Discuss the programming with your coach/program designer
Rather than making an assumption that there’s no reasoning behind gym programming, take the time to sit down with your coach (or whomever designs the programming at your box) to discuss your concerns. Be prepared to understand that a coach can’t design a training schedule to suit your specific needs and weaknesses. Instead, he or she must look to cater to all the members of your affiliate, and no two athletes are the same. Furthermore, your coach may inform you that the reason strength work has been limited in class recently (or weights have been substantially lighter, for example) is that you’re in the middle of a deload period, and he/she wants to focus on refining technique and building body-weight strength before launching into a new strength cycle at the start of the following month. While talking to your coach may or may not ease your concerns about the programming, you’ll never really know unless you ask.
Of course, part of your coach’s job is to address the needs and concerns of their athletes, so the mere fact that you’re making them aware of a lack of Weightlifting, gymnastics or that too great an emphasis is placed in one area can be extremely valuable. Your coach can then look back at their programming to see if workouts have been too random, without structure, too predictable without variance, or simply not well-designed (poor weight selection, scaling, etc), and make adjustments as necessary.
Are you being honest about why you don’t like the programming?
Come on now—just because you know the movements that you detest (because you suck at them) will make a weekly appearance in a workout isn’t reason to take issue with the programming. In fact, you should be grateful for the opportunity to work on areas that are hindering your progress. Through regular practice and work, not only will you see those weakness turn into strengths, but you’ll also notice how the increased attention to that area of your fitness is helping you in other movements. For example, if you are a poor overhead squatter—but slowly become more efficient at it thanks to dedicated programming at your box—your snatch will improve (thanks to the overhead receiving position). Now, if you’re asked to spend 15 minutes each day in class to work on a weakness, then that’s no fun for anyone. Still, be cognizant of whether you’re not enjoying your programming because it hurts your ego to work on weaknesses, or if it’s a question of getting more variance in the workout format.

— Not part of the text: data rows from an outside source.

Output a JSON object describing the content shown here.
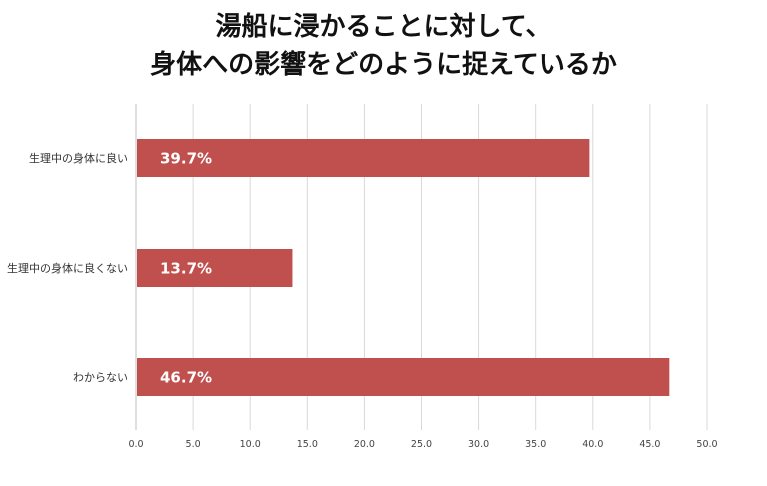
{
  "chart_data": {
    "type": "bar",
    "orientation": "horizontal",
    "title_lines": [
      "湯船に浸かることに対して、",
      "身体への影響をどのように捉えているか"
    ],
    "categories": [
      "生理中の身体に良い",
      "生理中の身体に良くない",
      "わからない"
    ],
    "values": [
      39.7,
      13.7,
      46.7
    ],
    "data_labels": [
      "39.7%",
      "13.7%",
      "46.7%"
    ],
    "xlim": [
      0,
      50
    ],
    "x_ticks": [
      "0.0",
      "5.0",
      "10.0",
      "15.0",
      "20.0",
      "25.0",
      "30.0",
      "35.0",
      "40.0",
      "45.0",
      "50.0"
    ],
    "x_tick_values": [
      0,
      5,
      10,
      15,
      20,
      25,
      30,
      35,
      40,
      45,
      50
    ],
    "grid": true,
    "legend": "none",
    "bar_color": "#c0504d",
    "grid_color": "#d9d9d9",
    "axis_color": "#bfbfbf"
  }
}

Plan B: Use open gym to follow different programming
This option is typically reserved for athletes fortunate enough to be members at affiliates that offer regular open gym hours throughout the week; and have the experience to train on their own. If this applies to you, then you needn’t get too upset over what you perceive to be poor programming from your coach. Instead, you can use open gym hours to your advantage by following any number of programs. The advantage of picking which program to follow (or even creating your own) is that you can train the way you want to—focusing on your weaknesses while hitting workouts you enjoy. On the flip side, you lose the many advantages of working out with a class—the camaraderie, the support, having people there to keep you honest and push you past your limitations. Of course, following your own programming doesn’t mean you can’t dabble in some classes too during the week. It’s not for everyone, but if you really want to have a more personalized program, this is your best bet
Last option? Find a new gym
It may seem extreme, but you have to remember that if you’re not enjoying your time at the box, your fitness will inevitably suffer. For many people, coming in every day to work out with their friends is enough. But if you feel that you’re simply not progressing at your current affiliate, that your coach isn’t heeding your concerns and you can’t think of an alternative solution, the best option is to start looking at other boxes that offer programming that catches your eye and where you think you can grow as an athlete. You’ll have to make sure that you pick the right gym though—you obviously picked your current box for a few reasons (location, cost, social group, etc.), so if you’re leaving in search of better programming, you may have to give up on some of the benefits you currently enjoy.